Another choice you can make is whether or not to buy Macro lenses. If you plan on doing macro photography, nothing beats the quality of the lens. I’ve taken many photos with my macro lens and it really does do the job exceptionally. Also, macro lenses can be used to photograph regular subjects. They usually have really good glass so they are generally good portrait lenses. If you’re only going to do macro shots here and there, it’s probably not worth buying one. Finally, a lot of zoom lenses will claim to be macro – this just means they can focus a little closer than usual. Most of the time it’s marketing hype.

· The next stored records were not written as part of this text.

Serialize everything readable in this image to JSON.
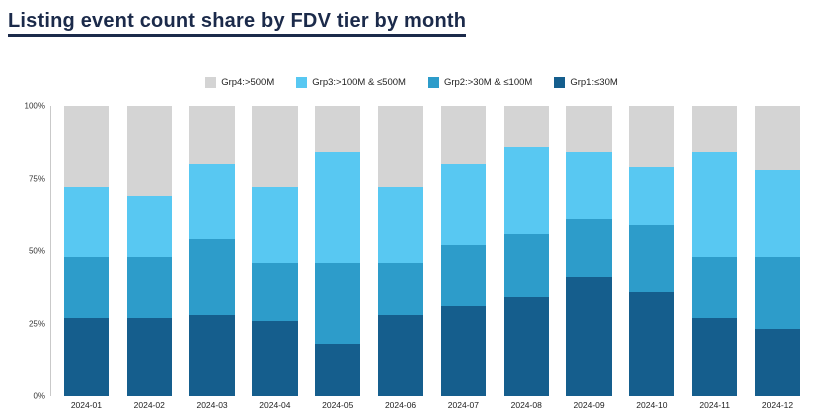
{
  "page_title": "Listing event count share by FDV tier by month",
  "chart_data": {
    "type": "bar",
    "stacked": true,
    "title": "Listing event count share by FDV tier by month",
    "categories": [
      "2024-01",
      "2024-02",
      "2024-03",
      "2024-04",
      "2024-05",
      "2024-06",
      "2024-07",
      "2024-08",
      "2024-09",
      "2024-10",
      "2024-11",
      "2024-12"
    ],
    "series": [
      {
        "name": "Grp1:≤30M",
        "color": "#155e8d",
        "values": [
          27,
          27,
          28,
          26,
          18,
          28,
          31,
          34,
          41,
          36,
          27,
          23
        ]
      },
      {
        "name": "Grp2:>30M & ≤100M",
        "color": "#2d9cca",
        "values": [
          21,
          21,
          26,
          20,
          28,
          18,
          21,
          22,
          20,
          23,
          21,
          25
        ]
      },
      {
        "name": "Grp3:>100M & ≤500M",
        "color": "#58c8f2",
        "values": [
          24,
          21,
          26,
          26,
          38,
          26,
          28,
          30,
          23,
          20,
          36,
          30
        ]
      },
      {
        "name": "Grp4:>500M",
        "color": "#d4d4d4",
        "values": [
          28,
          31,
          20,
          28,
          16,
          28,
          20,
          14,
          16,
          21,
          16,
          22
        ]
      }
    ],
    "legend": [
      {
        "label": "Grp4:>500M",
        "color": "#d4d4d4"
      },
      {
        "label": "Grp3:>100M & ≤500M",
        "color": "#58c8f2"
      },
      {
        "label": "Grp2:>30M & ≤100M",
        "color": "#2d9cca"
      },
      {
        "label": "Grp1:≤30M",
        "color": "#155e8d"
      }
    ],
    "yticks": [
      {
        "label": "100%",
        "value": 100
      },
      {
        "label": "75%",
        "value": 75
      },
      {
        "label": "50%",
        "value": 50
      },
      {
        "label": "25%",
        "value": 25
      },
      {
        "label": "0%",
        "value": 0
      }
    ],
    "ylim": [
      0,
      100
    ],
    "legend_position": "top",
    "grid": false
  }
}
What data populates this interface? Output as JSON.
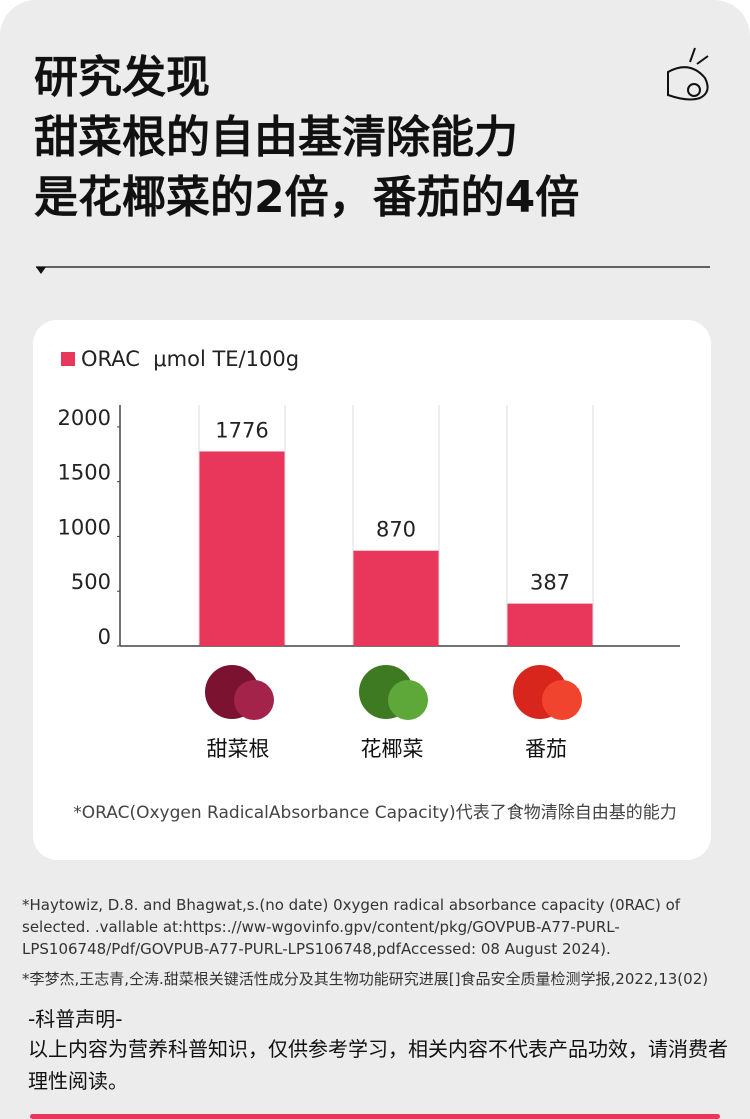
{
  "header": {
    "lines": [
      "研究发现",
      "甜菜根的自由基清除能力",
      "是花椰菜的2倍，番茄的4倍"
    ]
  },
  "chart_data": {
    "type": "bar",
    "categories": [
      "甜菜根",
      "花椰菜",
      "番茄"
    ],
    "series": [
      {
        "name": "ORAC  μmol TE/100g",
        "color": "#e8375a",
        "values": [
          1776,
          870,
          387
        ]
      }
    ],
    "ylim": [
      0,
      2200
    ],
    "yticks": [
      0,
      500,
      1000,
      1500,
      2000
    ],
    "note": "*ORAC(Oxygen RadicalAbsorbance Capacity)代表了食物清除自由基的能力"
  },
  "references": [
    "*Haytowiz, D.8. and Bhagwat,s.(no date) 0xygen radical absorbance capacity (0RAC) of selected. .vallable at:https:.//ww-wgovinfo.gpv/content/pkg/GOVPUB-A77-PURL-LPS106748/Pdf/GOVPUB-A77-PURL-LPS106748,pdfAccessed: 08 August 2024).",
    "*李梦杰,王志青,仝涛.甜菜根关键活性成分及其生物功能研究进展[]食品安全质量检测学报,2022,13(02)"
  ],
  "disclaimer": {
    "title": "-科普声明-",
    "body": "以上内容为营养科普知识，仅供参考学习，相关内容不代表产品功效，请消费者理性阅读。"
  }
}
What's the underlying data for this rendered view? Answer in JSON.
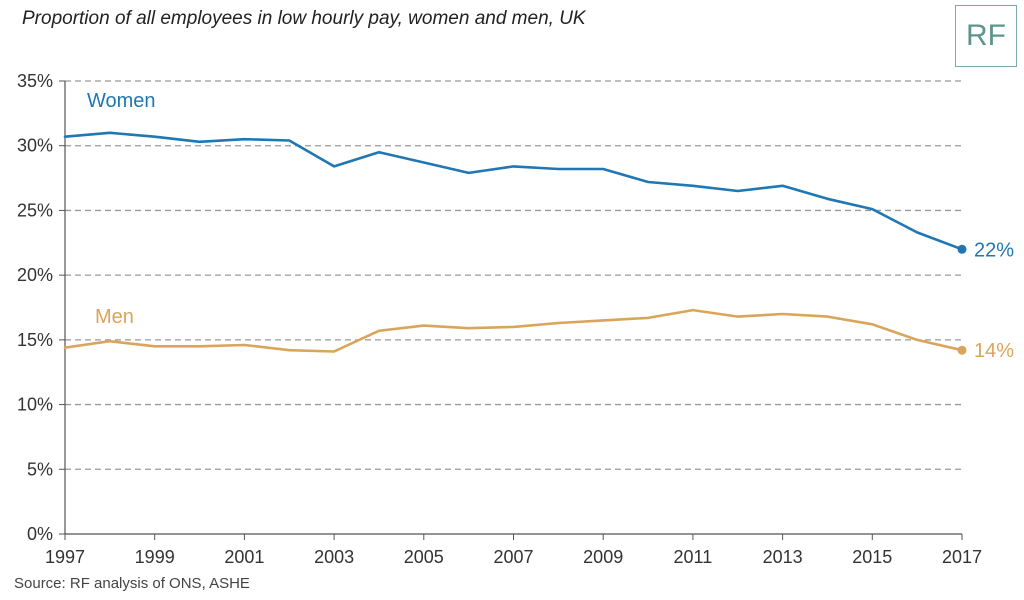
{
  "title": "Proportion of all employees in low hourly pay, women and men, UK",
  "source": "Source: RF analysis of ONS, ASHE",
  "logo_text": "RF",
  "colors": {
    "women": "#1f77b4",
    "men": "#d9a55a",
    "grid": "#999999",
    "axis": "#555555",
    "logo": "#5e948e"
  },
  "chart_data": {
    "type": "line",
    "x": [
      1997,
      1998,
      1999,
      2000,
      2001,
      2002,
      2003,
      2004,
      2005,
      2006,
      2007,
      2008,
      2009,
      2010,
      2011,
      2012,
      2013,
      2014,
      2015,
      2016,
      2017
    ],
    "series": [
      {
        "name": "Women",
        "end_label": "22%",
        "color": "#1f77b4",
        "values": [
          30.7,
          31.0,
          30.7,
          30.3,
          30.5,
          30.4,
          28.4,
          29.5,
          28.7,
          27.9,
          28.4,
          28.2,
          28.2,
          27.2,
          26.9,
          26.5,
          26.9,
          25.9,
          25.1,
          23.3,
          22.0
        ]
      },
      {
        "name": "Men",
        "end_label": "14%",
        "color": "#d9a55a",
        "values": [
          14.4,
          14.9,
          14.5,
          14.5,
          14.6,
          14.2,
          14.1,
          15.7,
          16.1,
          15.9,
          16.0,
          16.3,
          16.5,
          16.7,
          17.3,
          16.8,
          17.0,
          16.8,
          16.2,
          15.0,
          14.2
        ]
      }
    ],
    "xticks": [
      "1997",
      "1999",
      "2001",
      "2003",
      "2005",
      "2007",
      "2009",
      "2011",
      "2013",
      "2015",
      "2017"
    ],
    "yticks": [
      "0%",
      "5%",
      "10%",
      "15%",
      "20%",
      "25%",
      "30%",
      "35%"
    ],
    "ylim": [
      0,
      35
    ],
    "xlim": [
      1997,
      2017
    ],
    "grid": true,
    "legend": "inline"
  }
}
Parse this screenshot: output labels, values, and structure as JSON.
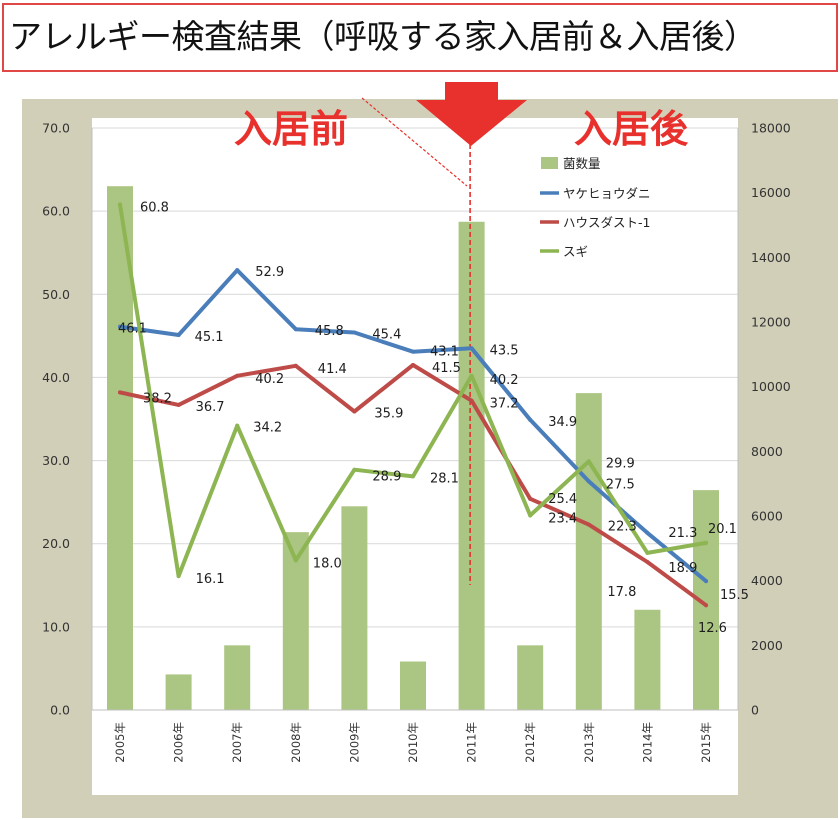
{
  "title": "アレルギー検査結果（呼吸する家入居前＆入居後）",
  "annotations": {
    "before_label": "入居前",
    "after_label": "入居後"
  },
  "colors": {
    "title_border": "#e04848",
    "annotation_red": "#e8302c",
    "chart_background": "#d2cfb9",
    "plot_background": "#ffffff",
    "gridline": "#d9d9d9",
    "axis_line": "#bfbfbf"
  },
  "chart_data": {
    "type": "bar",
    "categories": [
      "2005年",
      "2006年",
      "2007年",
      "2008年",
      "2009年",
      "2010年",
      "2011年",
      "2012年",
      "2013年",
      "2014年",
      "2015年"
    ],
    "series": [
      {
        "name": "菌数量",
        "type": "bar",
        "axis": "right",
        "color": "#abc582",
        "values": [
          16200,
          1100,
          2000,
          5500,
          6300,
          1500,
          15100,
          2000,
          9800,
          3100,
          6800
        ]
      },
      {
        "name": "ヤケヒョウダニ",
        "type": "line",
        "axis": "left",
        "color": "#4a7ebb",
        "values": [
          46.1,
          45.1,
          52.9,
          45.8,
          45.4,
          43.1,
          43.5,
          34.9,
          27.5,
          21.3,
          15.5
        ],
        "data_labels": [
          "46.1",
          "45.1",
          "52.9",
          "45.8",
          "45.4",
          "43.1",
          "43.5",
          "34.9",
          "27.5",
          "21.3",
          "15.5"
        ]
      },
      {
        "name": "ハウスダスト-1",
        "type": "line",
        "axis": "left",
        "color": "#be4b48",
        "values": [
          38.2,
          36.7,
          40.2,
          41.4,
          35.9,
          41.5,
          37.2,
          25.4,
          22.3,
          17.8,
          12.6
        ],
        "data_labels": [
          "38.2",
          "36.7",
          "40.2",
          "41.4",
          "35.9",
          "41.5",
          "37.2",
          "25.4",
          "22.3",
          "17.8",
          "12.6"
        ]
      },
      {
        "name": "スギ",
        "type": "line",
        "axis": "left",
        "color": "#8db552",
        "values": [
          60.8,
          16.1,
          34.2,
          18.0,
          28.9,
          28.1,
          40.2,
          23.4,
          29.9,
          18.9,
          20.1
        ],
        "data_labels": [
          "60.8",
          "16.1",
          "34.2",
          "18.0",
          "28.9",
          "28.1",
          "40.2",
          "23.4",
          "29.9",
          "18.9",
          "20.1"
        ]
      }
    ],
    "left_axis": {
      "min": 0,
      "max": 70,
      "ticks": [
        "0.0",
        "10.0",
        "20.0",
        "30.0",
        "40.0",
        "50.0",
        "60.0",
        "70.0"
      ]
    },
    "right_axis": {
      "min": 0,
      "max": 18000,
      "ticks": [
        "0",
        "2000",
        "4000",
        "6000",
        "8000",
        "10000",
        "12000",
        "14000",
        "16000",
        "18000"
      ]
    },
    "grid": true,
    "legend": "top-right",
    "vertical_marker_category": "2011年"
  }
}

The final two features have to do with how the lens focuses. The cheapest lenses (like the 17-55mm kit lens) rotate the front of the lens when you focus. This is annoying because if you have a circular polarizer on your lens, you will need to reset it ever time you focus. The next level up from this have the front of the lens go in and out as it focuses. This is less annoying, but can become a problem if you’re focusing close to the object for closeup or macro photography. Also, it tends to get more dust into lens. The best lenses have internal focusing. These tend to be found in good quality USM lenses. The front does not rotate nor does the lens expand as you focus. There is no way for anyone to tell if the lens is focusing just by looking at it. You can use your filters just fine. This is a less important feature, but it is something to consider.
EF vs EF-S Lenses
Canon has an APS-C sensor on the 50D and cheaper cameras. It has a full-sized sensor on the 1Ds and 5D. APS-C cameras can take EF and EF-S lenses while the others can only take EF lenses. The difference is that the EF-S lenses take advantage of the fact that the sensor is smaller and make smaller, lighter lenses. Another important thing is that all of Canon’s best lenses (the L series) are only EF. So which should you buy? Well, it depends. First of all, are you a professional? If yes, then you must own a 5D at the least and the choice is simple – EF lenses are your only choice. Second, do you want only the best quality glass? If yes, then you must get EF lenses to get the L series. Ok, if neither of those applied to you, you have a decision to make. Will you eventually upgrade to the 5D or 1Ds? If yes, you’d probably best spend your money only buying EF lenses. If no, then you can probably stick to the EF-S lenses. Nikon users have the same issues, but I don’t know the camera makes and models.
Weight and Size
I put this category last because, in a lot of ways, you don’t have much control over it. If you buy EF-S lenses they will be smaller and lighter. If you buy a 600mm lens, it will weight a lot. It’s more of something you need to be aware of. If you think that heavy lenses will keep you from using your equipment too much, you need to take that into account when you buy lenses. Generally speaking, lesnes with smaller zoom ranges will be lighter.
I really hope you found that helpful. If I would have known all of that from the start, I might have made my lens buying decisions slightly differently. Feel free to leave comments with your tips for choosing lenses.